— Ты почему спишь, бездельник! Почему оружие бросил? Кто службу служить будет? Дал вам поблажку, а вы как… — Он выматерился, заорал шире: — Подъе-е-ем! Разлеглись, собаки!
Конвой засуматошился, злость начальника приумножил, отыгрался бранью да пинками на заключенных.
Уходя со стоянки, Федор с тоской оглядывался назад: на темный провал озерца, на золотую рябь колосившейся ржи, на вихрастый клин подлеска. Он и сам не знал: жалеть ему сорвавшегося бегства или тешиться благодетельным случаем, сохранившим ему жизнь. Могли бы подстрелить, как зайчонка, или поймать и в проучку пустить в расход. Но определенно было жаль утраченный Танькин крестик. Его вышиб из руки Воронин, и Федор не успел его разыскать в траве. А первая пуля, выпущенная в него из конвойного нагана, навсегда застряла в памяти шаловливым свистом «фьють!».
— Не растягиваться! Подтянись! Ровней держаться! Кто на шаг отклонится — застрелю-у! — наводил дисциплину ретивый служака Воронин.
13
Вечером, когда тяжелые лиловые облака прищемили опухлое пунцовое солнце, когда белесой туманной устилкой покрылись низовья луговин и пастбищ, а лес пришипился в безветренных сумерках, заключенные добрались по пылистой дороге до небольшого села. Людей из сельских домов почти не показалось: такие этапы здесь не в редкость. Да и кому любознайство до арестантов, ежели начавшаяся военная година выхолащивала народ добропорядочный, к преступному миру непричастный! Лишь подворотные собаки проявили интерес — разноголосо облаяли колонну, которая серо проползла по краю села, да несколько огольцов в неловком молчании созерцали угрюмые лица зэков и покачивающиеся винтовки за плечами конвоя.
На ночевку заключенных загнали в пустую конюшню, огороженную колючей проволокой. Дощатый барак, где останавливались по обычности этапы, чернел невдалеке корявой кучей останков пожарища: по чьей-то милости его подпалили; а одну из сельских конюшен опростала война — лошадей угнали по нуждам фронта, — так что порожним стойлам определили человечье применение.
Заключенные размещались спать в денниках. Все в конюшенном помещении пропахло не только лошадиным духом, навозом, прелью гнилых досок, но и едучим запахом человеческой мочи и испражнений от наследия прошлых этапов. В полупотемках, натыкаясь друг на друга, заключенные искали приют своему изможденному телу.
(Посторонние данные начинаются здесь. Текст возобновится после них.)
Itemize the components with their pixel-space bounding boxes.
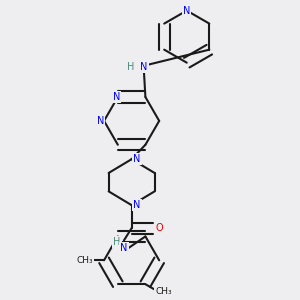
Text: N: N [97,116,104,126]
Text: N: N [134,200,141,210]
Text: N: N [140,62,148,72]
Text: H: H [127,62,135,72]
Text: O: O [156,223,164,233]
Text: N: N [120,243,128,253]
Text: H: H [113,237,121,247]
Text: CH₃: CH₃ [76,256,93,265]
Text: N: N [112,92,120,102]
Text: CH₃: CH₃ [155,286,172,296]
Text: N: N [134,154,141,164]
Text: N: N [183,6,190,16]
Расселялись густо, почти впритык. Тихо радовались всякому незагаженному месту, чистому клочку соломы.
Блатные по заведенным правам расположились раздольнее всех: расстелили одеяла и шмотье, поотобранное в этапе, разжились свечкой для комфорта. Еще на пересылке они друг друга опознали по невидимым метам, сплотились, чувствовали себя уверенно-нагло, в меру вольно и с некоторыми конвоирами общались запанибрата.
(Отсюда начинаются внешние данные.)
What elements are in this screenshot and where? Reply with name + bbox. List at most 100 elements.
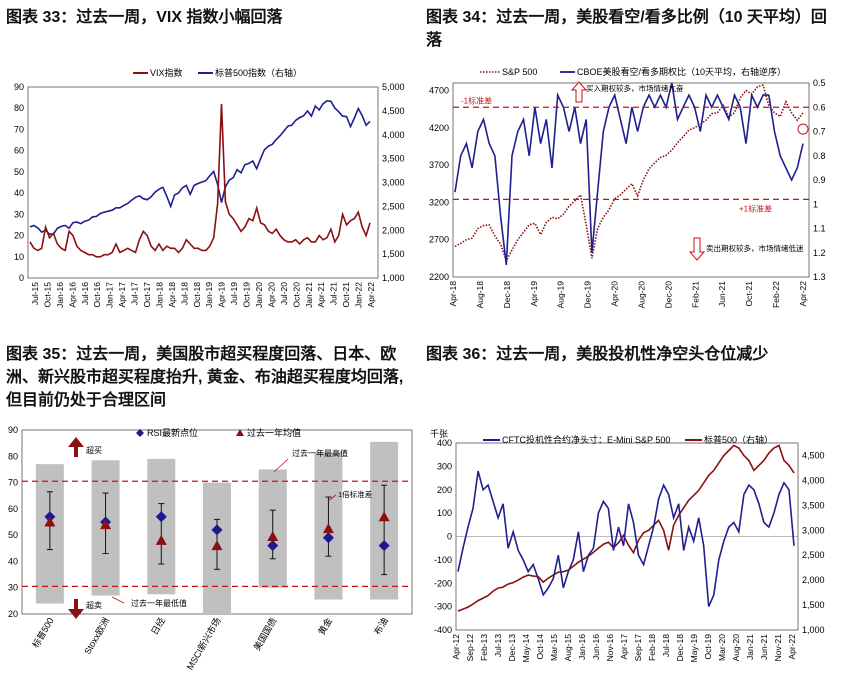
x-tick: Jul-16 (80, 282, 90, 305)
x-tick: Jan-22 (354, 282, 364, 308)
y-right-tick: 2,000 (382, 225, 405, 235)
y-left-tick: 90 (14, 82, 24, 92)
x-tick: Jun-21 (759, 634, 769, 660)
avg-1y-marker (322, 523, 334, 534)
legend-cftc: CFTC投机性合约净头寸：E-Mini S&P 500 (502, 434, 670, 445)
y-left-tick: 2200 (429, 272, 449, 282)
x-tick: Jan-19 (204, 282, 214, 308)
y-right-tick: 1,000 (802, 625, 825, 635)
x-tick: 布油 (371, 616, 390, 637)
x-tick: Jul-15 (30, 282, 40, 305)
y-left-tick: 20 (14, 231, 24, 241)
arrow-down-icon (688, 237, 706, 261)
legend-rsi: RSI最新点位 (147, 427, 198, 438)
y-right-tick: 0.9 (813, 175, 826, 185)
x-tick: Dec-18 (675, 634, 685, 662)
overbought-label: 超买 (86, 445, 102, 455)
y-left-tick: 3700 (429, 160, 449, 170)
x-tick: Jul-18 (661, 634, 671, 657)
y-left-tick: 400 (437, 438, 452, 448)
avg-1y-marker (100, 519, 112, 530)
x-tick: Sep-17 (633, 634, 643, 662)
y-left-tick: 50 (14, 167, 24, 177)
y-tick: 90 (8, 425, 18, 435)
annotation-bottom: 卖出期权较多，市场情绪低迷 (706, 243, 804, 253)
x-tick: Mar-20 (717, 634, 727, 661)
y-tick: 20 (8, 609, 18, 619)
avg-1y-marker (211, 540, 223, 551)
legend-avg: 过去一年均值 (247, 427, 301, 438)
y-left-tick: 0 (19, 273, 24, 283)
x-tick: 美国国债 (251, 616, 279, 653)
high-label: 过去一年最高值 (292, 448, 348, 458)
x-tick: Jul-20 (279, 282, 289, 305)
y-right-tick: 1.3 (813, 272, 826, 282)
y-tick: 70 (8, 478, 18, 488)
y-left-tick: 80 (14, 103, 24, 113)
overbought-arrow-icon (68, 437, 84, 457)
x-tick: Apr-12 (451, 634, 461, 660)
x-tick: MSCI新兴市场 (184, 616, 223, 672)
x-tick: Apr-19 (217, 282, 227, 308)
x-tick: May-19 (689, 634, 699, 663)
vix-chart: 0 10 20 30 40 50 60 70 80 90 1,000 1,500 2,000 2,500 3… (14, 67, 405, 308)
y-right-tick: 2,500 (382, 201, 405, 211)
plot-frame (27, 86, 379, 279)
low-label: 过去一年最低值 (131, 598, 187, 608)
legend-pc: CBOE美股看空/看多期权比（10天平均，右轴逆序） (577, 66, 786, 77)
rsi-latest-marker (378, 540, 390, 552)
x-tick: Dec-20 (663, 281, 673, 309)
x-tick: Apr-17 (619, 634, 629, 660)
x-tick: Dec-13 (507, 634, 517, 662)
x-tick: Apr-20 (266, 282, 276, 308)
x-tick: Aug-20 (731, 634, 741, 662)
legend-sp: 标普500指数（右轴） (215, 67, 302, 78)
y-left-tick: -300 (434, 602, 452, 612)
x-tick: Nov-16 (605, 634, 615, 662)
chart36-title: 图表 36：过去一周，美股投机性净空头仓位减少 (426, 346, 769, 363)
x-tick: Jan-21 (745, 634, 755, 660)
x-tick: Feb-18 (647, 634, 657, 661)
x-tick: Aug-19 (556, 281, 566, 309)
left-unit-label: 千张 (430, 429, 448, 439)
x-tick: Apr-22 (787, 634, 797, 660)
oversold-arrow-icon (68, 599, 84, 619)
y-right-tick: 1,500 (382, 249, 405, 259)
low-pointer (111, 596, 125, 604)
avg-1y-marker (267, 530, 279, 541)
x-tick: May-14 (521, 634, 531, 663)
y-tick: 30 (8, 583, 18, 593)
x-tick: Oct-15 (42, 282, 52, 308)
y-left-tick: 0 (447, 532, 452, 542)
x-tick: Apr-20 (610, 281, 620, 307)
legend-vix: VIX指数 (150, 67, 183, 78)
oversold-label: 超卖 (86, 600, 102, 610)
x-tick: Apr-17 (117, 282, 127, 308)
x-tick: Oct-17 (142, 282, 152, 308)
vix-line (29, 103, 371, 258)
std-label: +1标准差 (739, 203, 772, 213)
x-tick: Aug-20 (636, 281, 646, 309)
x-tick: Jul-17 (130, 282, 140, 305)
y-right-tick: 3,000 (382, 178, 405, 188)
legend-avg-swatch (236, 429, 244, 436)
arrow-up-icon (570, 81, 588, 103)
x-tick: Feb-13 (479, 634, 489, 661)
put-call-chart: 2200 2700 3200 3700 4200 4700 0.5 0.6 0.7 0.8 0.9 1… (429, 66, 826, 309)
y-right-tick: 0.7 (813, 127, 826, 137)
y-right-tick: 1.1 (813, 224, 826, 234)
cftc-line (457, 470, 795, 607)
y-left-tick: 200 (437, 485, 452, 495)
x-tick: Jul-13 (493, 634, 503, 657)
legend-sp: S&P 500 (502, 67, 537, 77)
highlight-circle (797, 123, 809, 135)
y-right-tick: 4,000 (382, 130, 405, 140)
avg-1y-marker (44, 516, 56, 527)
y-right-tick: 4,000 (802, 475, 825, 485)
x-tick: Jul-18 (179, 282, 189, 305)
y-left-tick: -400 (434, 625, 452, 635)
legend-rsi-swatch (136, 429, 144, 437)
y-right-tick: 1,500 (802, 600, 825, 610)
y-tick: 80 (8, 451, 18, 461)
x-tick: Dec-19 (583, 281, 593, 309)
Ночью урки и вовсе устроили гулянку. У воров не переводились деньги, а деньги и тут вершили свое дело. Как муха льнет к дерьму, так и мздоимцы из конвоя шли на поводу корыстного запашка: приносили ворам самогонку и сало. Для полноты увеселения сыскались и проститутки. В этапе гнали десятка два осужденных баб, некоторые из них, может, и не промышляли продажной услугой, покуда не познали тюремный мор.
Федор нечаянно подслушал разговор двух баб. В потемках за перегородкой они шептались:
— К ворам пойду. Жрать охота.
— Сдурела? Снасильничают ведь!
— Надо мной и насильничать не надо. Мне… — она тут гадко выругалась, — не жалко. Хоть накормят. Стыдом сыт не будешь.
Обчистив себе местечко, поогрызавшись из-за тесноты с соседями, Федор пристроился в углу денника. Хоть и намаялся в долгом пути, сон к нему сразу не шел. Федор знал, что ночью придется платить за разбитую рожу Лямы. С горящей лучиной в руке Ляма уже проведал его и зубоскально предупредил:
— Поживи еще нимного, фраер. Для тибя перышко уже наточено…
Федор догадывался, что Ляма рисуется и «берет на понт». На «мокрое» он вряд ли отважится: судя по всему, еще слабочок в воровской стае, но поиздеваться над «бытовиком» при дружках — тут ему прямая выгода для усиления блатного весу. Зудливо дребезжал внутри страх, не давал спокою. И никуда не вырвешься из конюшни, и нечем защитить себя. Федор невольно вслушивался в пьяную копошню урок чавканье, кряканье, развратный смех проституток, блатной жаргон, на котором изъяснялись. Эту «феню» он уже знал, но в разговорах никогда не использовал, будто этот язык для него краденый.
— На той зоне у меня лепила на крючке был.